In making the Map of Physics, Walliman more or less followed the historical development of physics, starting with Newton’s contributions to classical physics. In his Laws of Motion, Newton described the  connections between force and motion of objects, action and reaction, etc. This not only forms the foundation of classical mechanics, but also helps to understand how stars and planets move around each other by introducing gravitational force between them. Newton has also made great contributions to optics, which studies light and how it interacts with various materials. Optics is closely related to waves and electromagnetism (electromagnetic wave). Together with fluid mechanics describe the behaviour of fluidic materials, and chaos theory and thermodynamics for the properties of systems containing large amount of particles, we have all the sub-disciplines that collectively form classical physics.

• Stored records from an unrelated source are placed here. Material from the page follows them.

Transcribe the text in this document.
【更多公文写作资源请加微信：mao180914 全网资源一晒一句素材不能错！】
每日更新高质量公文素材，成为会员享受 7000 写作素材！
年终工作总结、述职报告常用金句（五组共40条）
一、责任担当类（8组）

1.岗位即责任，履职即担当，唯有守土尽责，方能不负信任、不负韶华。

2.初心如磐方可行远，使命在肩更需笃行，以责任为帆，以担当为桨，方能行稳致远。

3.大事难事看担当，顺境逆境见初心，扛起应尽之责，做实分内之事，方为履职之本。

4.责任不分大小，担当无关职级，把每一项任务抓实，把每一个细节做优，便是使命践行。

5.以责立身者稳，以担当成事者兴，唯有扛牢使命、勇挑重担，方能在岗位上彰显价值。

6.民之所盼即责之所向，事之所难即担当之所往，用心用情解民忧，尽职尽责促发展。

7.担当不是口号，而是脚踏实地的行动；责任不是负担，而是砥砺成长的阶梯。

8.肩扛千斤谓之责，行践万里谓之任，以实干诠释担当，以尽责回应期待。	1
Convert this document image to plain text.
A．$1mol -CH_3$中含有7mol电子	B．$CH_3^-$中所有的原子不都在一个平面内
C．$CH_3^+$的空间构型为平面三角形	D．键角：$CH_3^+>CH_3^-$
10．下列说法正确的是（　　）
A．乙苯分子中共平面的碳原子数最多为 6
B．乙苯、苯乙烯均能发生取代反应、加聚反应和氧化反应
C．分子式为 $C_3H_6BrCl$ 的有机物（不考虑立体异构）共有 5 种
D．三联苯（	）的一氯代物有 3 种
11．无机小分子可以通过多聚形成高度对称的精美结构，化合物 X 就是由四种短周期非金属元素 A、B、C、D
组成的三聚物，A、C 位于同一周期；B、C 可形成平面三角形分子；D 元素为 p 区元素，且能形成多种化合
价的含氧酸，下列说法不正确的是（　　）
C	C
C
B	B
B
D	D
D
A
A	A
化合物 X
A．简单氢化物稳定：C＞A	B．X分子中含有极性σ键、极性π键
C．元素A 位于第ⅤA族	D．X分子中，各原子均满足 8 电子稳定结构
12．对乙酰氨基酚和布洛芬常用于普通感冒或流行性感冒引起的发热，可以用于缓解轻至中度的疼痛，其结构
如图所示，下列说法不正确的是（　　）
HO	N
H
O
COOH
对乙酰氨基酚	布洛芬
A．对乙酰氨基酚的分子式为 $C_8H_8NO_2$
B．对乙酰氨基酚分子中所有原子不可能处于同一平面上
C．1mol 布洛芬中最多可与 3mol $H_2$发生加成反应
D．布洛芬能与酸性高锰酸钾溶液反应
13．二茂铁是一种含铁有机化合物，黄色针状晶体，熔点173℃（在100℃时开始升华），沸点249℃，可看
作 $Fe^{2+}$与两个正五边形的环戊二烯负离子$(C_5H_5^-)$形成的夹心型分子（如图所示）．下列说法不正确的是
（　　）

Classical physics describes the behaviour of ordinary objects around us very accurately, so much so that until about 1900, it was believed that one can predict the future of the universe and everything in it if accurate measurements could be made. However, this belief was challenged by couple of observations that couldn’t be explained by classical physics, as described in the video, which eventually led to the development of theory of relativity and quantum physics. 

Theory of special relativity predicts that the speed of light is constant for all observers and when an object moves at speed close to it, strange things starts to occur such as time slows down. It also suggests that energy and matter are different aspects of the same thing, and linked by the famous equation E=Mc².  Theory of general relativity uniforms space and time together into spacetime and gravity is due to the bending of spacetime by objects. In general, theory of relativity works well with big objects and objects moving at high speed. On the other hand, quantum physics deals with things that are very small, electrons, protons, etc. It proves to be the best tool to work out how these sub-atomic “particles” behave in different environments. Applying quantum mechanics to electrons in atoms (atomic theory) helps us to understand atomic structure, unique properties of various elements, chemical bonding, etc. Applying quantum mechanics to electrons in solid (solid state physics) explains the various properties of solids and enables the modern electronic industry. Particle physics deals with the most fundamental “particles” that make up everything in this universe.  

For decades, physicists have been trying to unify all the different theories of physics into one grand theory. Towards that end, quantum field theory brings quantum physics and special theory of relativity together, yet gravitation is not included. At  the “chasm of Ignorance” as Walliman called it, open questions are described.